Early in the 2007–08 PBA season, he won the Lake County Indiana Classic in Merrillville, Indiana over Wes Malott. In doing so, he won his first tournament in 200 attempts and qualified for the Tournament of Champions. Later that season, he became the second bowler in history to win his first PBA title and the Tournament of Champions major in the same season, joining Joe Joseph who accomplished the feat in 1962. In the Tournament of Champions, as the number 1 seed, he completed a stunning comeback by defeating Chris Barnes in the final by one pin, after trailing by 53 pins in the sixth frame. A finger injury cut his season short as he was forced to miss the final seven events of the year, but he did manage to bowl in the Motel 6 "Roll to Riches" event in April 2008. His earnings in the 2007–08 season eclipsed $100,000 for the first time in his career.

Injuries again curtailed his 2008–09 season, as he was only able to compete in seven events. But he returned to start the 2009–10 season and made the TV finals for the PBA Viper Championship at the World Series of Bowling. He won his third PBA title at the Mark Roth Classic in Allen Park, Michigan on January 26, 2013.

Haugen won his fourth PBA title on November 2, 2014 in the Scorpion Championship at the World Series of Bowling in Las Vegas, Nevada. His fifth title was earned at the 2016 PBA Xtra Frame Gene Carter's Pro Shop Classic in Middletown, DE.

While still competing in selected events on the regular PBA Tour, Haugen also joined the PBA50 Tour (formerly PBA Senior Tour) in the 2017 season. He won his first PBA50 Tour title in a major tournament: the Suncoast PBA Senior U.S. Open held on June 16, 2017 in Las Vegas, NV. He was named 2017 PBA50 Tour Rookie of the Year.

Haugen won his second PBA50 Tour title on May 8, 2018 at the PBA50 Johnny Petraglia BVL Open, defeating Hall of Famer Walter Ray Williams Jr. in the final match. In July 2018, Haugen won his third PBA50 title at the River City Extreme Open. He was named PBA50 Player of the Year for 2018, locking up the points-based award with two tournaments remaining on the schedule. Haugen was the only player with two victories on the season, and also added two second-place and two third-place finishes. Haugen became the fourth PBA50 bowler to win both Rookie of the Year and Player of the Year awards in the same or consecutive years. Tom Baker and Norm Duke won both awards in the same year, while Mark Roth won the awards in consecutive years, like Haugen.

Through the end of the 2017 season, he had rolled 33 perfect 300 games in PBA events. He has accumulated over $830,000 in career PBA Tour earnings.

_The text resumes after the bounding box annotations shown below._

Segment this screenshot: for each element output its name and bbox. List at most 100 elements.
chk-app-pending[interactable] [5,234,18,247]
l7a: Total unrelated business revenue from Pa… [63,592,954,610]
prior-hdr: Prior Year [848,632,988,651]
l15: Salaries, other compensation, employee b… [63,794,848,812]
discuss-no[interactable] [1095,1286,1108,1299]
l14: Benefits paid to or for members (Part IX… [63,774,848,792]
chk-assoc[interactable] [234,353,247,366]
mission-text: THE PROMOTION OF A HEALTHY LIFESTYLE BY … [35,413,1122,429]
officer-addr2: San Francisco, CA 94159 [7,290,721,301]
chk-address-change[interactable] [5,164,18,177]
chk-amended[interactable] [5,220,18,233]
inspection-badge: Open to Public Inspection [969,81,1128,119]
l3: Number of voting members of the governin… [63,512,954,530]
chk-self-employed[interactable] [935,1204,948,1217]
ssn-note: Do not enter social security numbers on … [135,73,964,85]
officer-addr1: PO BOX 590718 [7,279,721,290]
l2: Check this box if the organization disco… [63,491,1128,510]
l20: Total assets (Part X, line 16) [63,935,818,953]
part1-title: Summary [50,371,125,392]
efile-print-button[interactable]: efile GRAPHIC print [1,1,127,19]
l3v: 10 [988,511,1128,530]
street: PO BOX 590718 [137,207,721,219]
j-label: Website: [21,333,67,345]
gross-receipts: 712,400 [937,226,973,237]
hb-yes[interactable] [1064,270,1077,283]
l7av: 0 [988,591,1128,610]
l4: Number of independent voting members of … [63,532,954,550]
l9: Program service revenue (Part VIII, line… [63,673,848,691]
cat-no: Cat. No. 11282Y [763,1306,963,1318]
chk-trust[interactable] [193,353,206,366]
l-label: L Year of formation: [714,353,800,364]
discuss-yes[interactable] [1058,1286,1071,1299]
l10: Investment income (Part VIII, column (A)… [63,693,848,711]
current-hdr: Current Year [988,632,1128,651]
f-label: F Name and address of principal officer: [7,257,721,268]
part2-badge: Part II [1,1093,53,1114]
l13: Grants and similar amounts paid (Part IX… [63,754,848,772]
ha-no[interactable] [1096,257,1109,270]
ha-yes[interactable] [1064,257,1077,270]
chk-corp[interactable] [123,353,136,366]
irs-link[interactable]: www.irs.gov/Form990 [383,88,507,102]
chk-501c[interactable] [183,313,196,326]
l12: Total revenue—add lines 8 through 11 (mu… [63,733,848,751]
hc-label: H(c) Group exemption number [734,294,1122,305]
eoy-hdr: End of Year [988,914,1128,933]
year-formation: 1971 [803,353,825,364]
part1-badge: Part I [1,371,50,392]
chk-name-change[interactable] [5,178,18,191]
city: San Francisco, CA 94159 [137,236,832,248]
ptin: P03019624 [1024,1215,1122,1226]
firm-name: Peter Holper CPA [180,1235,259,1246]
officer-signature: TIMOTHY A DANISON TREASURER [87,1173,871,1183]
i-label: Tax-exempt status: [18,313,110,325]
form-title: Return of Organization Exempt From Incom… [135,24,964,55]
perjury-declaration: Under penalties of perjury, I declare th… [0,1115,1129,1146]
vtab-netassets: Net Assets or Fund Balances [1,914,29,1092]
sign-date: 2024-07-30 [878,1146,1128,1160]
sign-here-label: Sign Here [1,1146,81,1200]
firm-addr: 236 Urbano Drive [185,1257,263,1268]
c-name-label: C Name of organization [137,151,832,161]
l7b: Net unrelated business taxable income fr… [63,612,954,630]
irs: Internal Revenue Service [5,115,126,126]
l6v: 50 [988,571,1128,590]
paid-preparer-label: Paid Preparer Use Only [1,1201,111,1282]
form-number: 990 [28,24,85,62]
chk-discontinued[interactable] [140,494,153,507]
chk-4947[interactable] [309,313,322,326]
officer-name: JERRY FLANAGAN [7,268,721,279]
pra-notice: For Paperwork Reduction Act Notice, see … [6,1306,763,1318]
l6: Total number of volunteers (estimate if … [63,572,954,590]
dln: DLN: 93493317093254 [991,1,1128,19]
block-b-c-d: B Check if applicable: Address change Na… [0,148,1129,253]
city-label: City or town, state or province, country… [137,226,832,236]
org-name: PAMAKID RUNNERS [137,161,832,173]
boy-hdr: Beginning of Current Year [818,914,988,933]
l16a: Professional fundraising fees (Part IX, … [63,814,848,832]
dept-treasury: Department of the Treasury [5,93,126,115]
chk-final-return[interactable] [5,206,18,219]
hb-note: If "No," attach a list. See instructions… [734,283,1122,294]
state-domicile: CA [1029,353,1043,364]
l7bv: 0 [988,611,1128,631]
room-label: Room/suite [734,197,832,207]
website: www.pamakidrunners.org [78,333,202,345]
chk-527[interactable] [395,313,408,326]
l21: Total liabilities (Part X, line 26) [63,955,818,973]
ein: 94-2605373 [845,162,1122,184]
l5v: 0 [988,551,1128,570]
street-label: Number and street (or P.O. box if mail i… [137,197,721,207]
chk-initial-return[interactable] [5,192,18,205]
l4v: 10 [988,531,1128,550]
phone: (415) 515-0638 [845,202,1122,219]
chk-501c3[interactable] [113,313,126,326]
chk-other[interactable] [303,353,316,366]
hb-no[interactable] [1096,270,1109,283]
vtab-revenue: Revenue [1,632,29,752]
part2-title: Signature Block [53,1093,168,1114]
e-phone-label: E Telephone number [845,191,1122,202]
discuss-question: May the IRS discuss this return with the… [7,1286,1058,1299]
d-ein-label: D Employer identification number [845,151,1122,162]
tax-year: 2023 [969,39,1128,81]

In addition to his national tour victories, Haugen has won 23 PBA Regional Tour titles and six PBA50 Regional Tour titles.

== PBA Titles ==
Major tournaments are in bold type.

===PBA Tour===
1. 2007 Lake County Indiana Classic (Merrillville, IN)
2. 2008 PBA Tournament of Champions (Las Vegas, NV)
3. 2013 Mark Roth Classic (Allen Park, MI)
4. 2014 PBA Scorpion Championship (Las Vegas, NV)
5. 2016 PBA Xtra Frame Gene Carter's Pro Shop Classic (Middletown, DE)

===PBA50 Tour===
1. 2017 Suncoast PBA Senior U.S. Open (Las Vegas, NV)
2. 2018 PBA50 Johnny Petraglia BVL Open (Farmingdale, NY)
3. 2018 PBA50 River City Extreme Open (Monticello, MN)

== Awards ==
- 1997 PBA West Region Player of the Year
- 2017 PBA50 Rookie of the Year
- 2018 PBA50 Player of the Year

== Personal ==
He resides in Carefree, Arizona, and enjoys golfing and going to dance clubs. After qualifying for the TV finals at the 2014 PBA Scorpion Championship, Haugen told ESPN broadcasters he would propose on-air to longtime girlfriend Phuong Truong, only if he won the tournament. He made good on his promise during his post-tournament interview after his victory, and Truong joyously accepted.